La società contesta in sede di ottemperanza l’esistenza dell’impluvio e il Comune chiede la revisione delle condizioni. All’esito della nuova istruttoria, l’organo tecnico esprime parere di non assoggettabilità, ma vi aggiunge alcune raccomandazioni in tema di pensiline fotovoltaiche, colonnine di ricarica e moduli per l’autoconsumo. Il decreto del 2024 recepisce integralmente il parere. La società, che pure lo ritiene satisfattivo, impugna la parte relativa alle raccomandazioni, temendone l’incidenza sui costi.
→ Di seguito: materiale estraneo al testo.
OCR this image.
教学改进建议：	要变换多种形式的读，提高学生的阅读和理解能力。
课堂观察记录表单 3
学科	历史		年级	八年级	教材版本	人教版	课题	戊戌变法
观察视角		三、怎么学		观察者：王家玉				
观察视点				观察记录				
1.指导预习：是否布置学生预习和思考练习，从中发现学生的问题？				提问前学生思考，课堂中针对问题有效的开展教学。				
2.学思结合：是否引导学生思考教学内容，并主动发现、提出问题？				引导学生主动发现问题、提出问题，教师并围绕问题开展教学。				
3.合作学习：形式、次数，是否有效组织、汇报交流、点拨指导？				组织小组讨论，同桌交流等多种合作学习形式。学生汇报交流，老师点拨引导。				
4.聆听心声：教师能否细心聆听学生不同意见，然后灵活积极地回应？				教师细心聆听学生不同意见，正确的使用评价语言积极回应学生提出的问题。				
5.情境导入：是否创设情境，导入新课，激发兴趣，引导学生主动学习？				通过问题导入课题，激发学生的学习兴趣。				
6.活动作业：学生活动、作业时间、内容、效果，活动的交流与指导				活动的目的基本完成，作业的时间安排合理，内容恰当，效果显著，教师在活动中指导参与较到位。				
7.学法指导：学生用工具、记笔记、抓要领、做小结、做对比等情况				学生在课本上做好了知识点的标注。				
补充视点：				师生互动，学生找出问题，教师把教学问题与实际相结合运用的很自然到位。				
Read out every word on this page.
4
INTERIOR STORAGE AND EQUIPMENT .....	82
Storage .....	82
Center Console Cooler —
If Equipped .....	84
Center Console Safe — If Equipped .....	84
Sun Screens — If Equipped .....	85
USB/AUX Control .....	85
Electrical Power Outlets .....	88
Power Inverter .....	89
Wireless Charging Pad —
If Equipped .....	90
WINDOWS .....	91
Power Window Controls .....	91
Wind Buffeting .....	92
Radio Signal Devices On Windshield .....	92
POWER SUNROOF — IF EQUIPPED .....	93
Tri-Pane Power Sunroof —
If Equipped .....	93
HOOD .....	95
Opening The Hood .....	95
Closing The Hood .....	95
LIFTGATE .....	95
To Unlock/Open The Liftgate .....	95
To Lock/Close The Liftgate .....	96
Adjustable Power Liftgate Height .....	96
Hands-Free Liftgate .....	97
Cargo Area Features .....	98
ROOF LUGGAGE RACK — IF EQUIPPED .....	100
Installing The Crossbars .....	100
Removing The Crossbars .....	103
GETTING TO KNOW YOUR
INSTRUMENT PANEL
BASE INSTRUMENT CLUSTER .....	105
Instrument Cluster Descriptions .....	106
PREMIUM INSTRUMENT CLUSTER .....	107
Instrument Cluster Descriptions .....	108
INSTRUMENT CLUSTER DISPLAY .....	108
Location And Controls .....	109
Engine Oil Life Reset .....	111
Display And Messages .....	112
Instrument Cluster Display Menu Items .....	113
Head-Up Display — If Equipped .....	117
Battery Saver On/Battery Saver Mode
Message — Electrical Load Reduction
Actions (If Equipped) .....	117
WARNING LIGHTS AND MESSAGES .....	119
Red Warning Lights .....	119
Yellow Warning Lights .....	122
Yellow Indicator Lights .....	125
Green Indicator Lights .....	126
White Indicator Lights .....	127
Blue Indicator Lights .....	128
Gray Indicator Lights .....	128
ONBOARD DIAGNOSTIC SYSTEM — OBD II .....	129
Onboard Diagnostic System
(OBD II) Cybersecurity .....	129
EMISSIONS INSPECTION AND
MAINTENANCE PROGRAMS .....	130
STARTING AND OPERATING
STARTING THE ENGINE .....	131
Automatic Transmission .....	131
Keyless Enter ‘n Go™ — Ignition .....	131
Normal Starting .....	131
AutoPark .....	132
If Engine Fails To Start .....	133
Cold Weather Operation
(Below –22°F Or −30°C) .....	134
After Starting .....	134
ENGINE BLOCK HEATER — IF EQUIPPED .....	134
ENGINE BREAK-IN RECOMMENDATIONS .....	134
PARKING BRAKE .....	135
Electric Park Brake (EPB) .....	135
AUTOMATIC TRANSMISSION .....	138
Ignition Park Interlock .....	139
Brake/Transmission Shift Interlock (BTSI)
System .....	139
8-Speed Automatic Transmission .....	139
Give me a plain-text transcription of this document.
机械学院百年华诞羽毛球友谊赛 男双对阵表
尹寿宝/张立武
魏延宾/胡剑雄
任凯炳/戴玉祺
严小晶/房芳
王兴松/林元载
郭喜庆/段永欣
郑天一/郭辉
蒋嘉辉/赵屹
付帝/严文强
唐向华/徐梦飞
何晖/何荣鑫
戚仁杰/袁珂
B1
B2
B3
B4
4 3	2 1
La Motivazione della Corte
Il Tribunale affronta anzitutto la natura delle misure. Le raccomandazioni, ai sensi dell’art. 12, comma 3-bis, D. Lgs. n. 152 del 2006, sono indirizzi tecnico-progettuali non vincolanti per l’autorità procedente e vanno ponderate con gli altri criteri normativi, tra cui prevale il favor per lo sviluppo delle energie rinnovabili, come affermato dal Cons. Stato, Sez. IV, n. 4871 del 2024. Esse dovrebbero avere mero carattere programmatico, orientando l’azione amministrativa nella fase esecutiva secondo proporzionalità e coerenza ambientale.
Nel caso concreto, però, il comando appare dettagliatamente descritto e l’uso del futuro “dovranno” indica un’azione da compiere proprio nei termini indicati. L’amministrazione non richiama mai il comma 3-bis né precisa che le misure sono meramente orientative. Da qui la conclusione che esse vanno intese quali prescrizioni vincolanti, a prescindere dal nomen iuris della Commissione, con conseguente rigetto del primo motivo e riconoscimento dell’interesse a ricorrere.
Il secondo motivo è invece fondato. Le prescrizioni sono frutto di una valutazione non supportata da idonea istruttoria e motivazione, oltre che contraddittoria rispetto al precedente decreto del 2022. Manca ogni reale bilanciamento tra i costi di realizzazione delle coperture fotovoltaiche e il fabbisogno energetico dello stabilimento. La società ha dedotto, senza smentita, che la misura comporterebbe la copertura di oltre 3000 mq di parcheggi, con pensiline dal costo di circa 1.700.000,00 euro, e colonnine per almeno 130.000,00 euro, cifre capaci di sovvertire l’equilibrio del piano industriale.
Non convince la tesi della difesa erariale di una rinnovata istruttoria non vincolata nei suoi esiti: l’autorità ha agito per il mero riesame del primo decreto, sollecitato per errore geologico, senza che emergesse alcun interesse pubblico sopravvenuto. Il ricorso è pertanto accolto, con annullamento delle misure nn. 4 e 5 del parere tecnico, salva la possibilità di rideterminazione a seguito di più confacente istruttoria. Le spese sono compensate.